The debate about the future of health care has taken an ugly turn. President Obama's attempt to provide health care to all Americans has been hijacked by protesters who fear death panels. The real issue, however, is that what people fear is death itself. No one likes to think of their own death. However, people die, for all sorts of reasons. In most cases, death is a process, and within that process, there is time to contemplate one's death, how one would want to die, and to learn how death occurs. Simply discussing death does not mean you are going to die. For many people, discussing the dying process helps take the fear away. It gives them time to determine what is important to them, what needs to be resolved before their death,and time to see family and friends.

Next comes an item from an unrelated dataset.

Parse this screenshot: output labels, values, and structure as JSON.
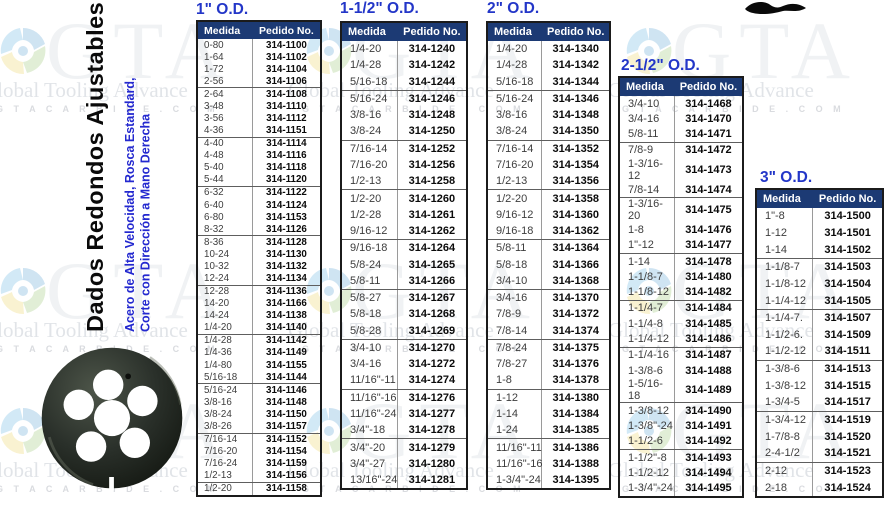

When I was a renal social worker, advance directives were an integral part of the work that I did with dialysis patients. Having an advance directive gives people power and control over their death. It allows them to say what they want or don't want. The important thing about an advance directive is that it allows the person to have their wishes followed when they are no longer in a position to say what they want. I found that people welcomed the chance to express their feelings. An advance directive can be changed, so if a person changes their mind about an issue, the a.d. can reflect that change.
It is good to talk about death and dying. Dying is a part of living. How many times do you hear that a beloved grandparent has died just weeks before the arrival of a new baby? The circle of life is a beautiful one, and by talking about it and showing respect for the individual, we honor that person.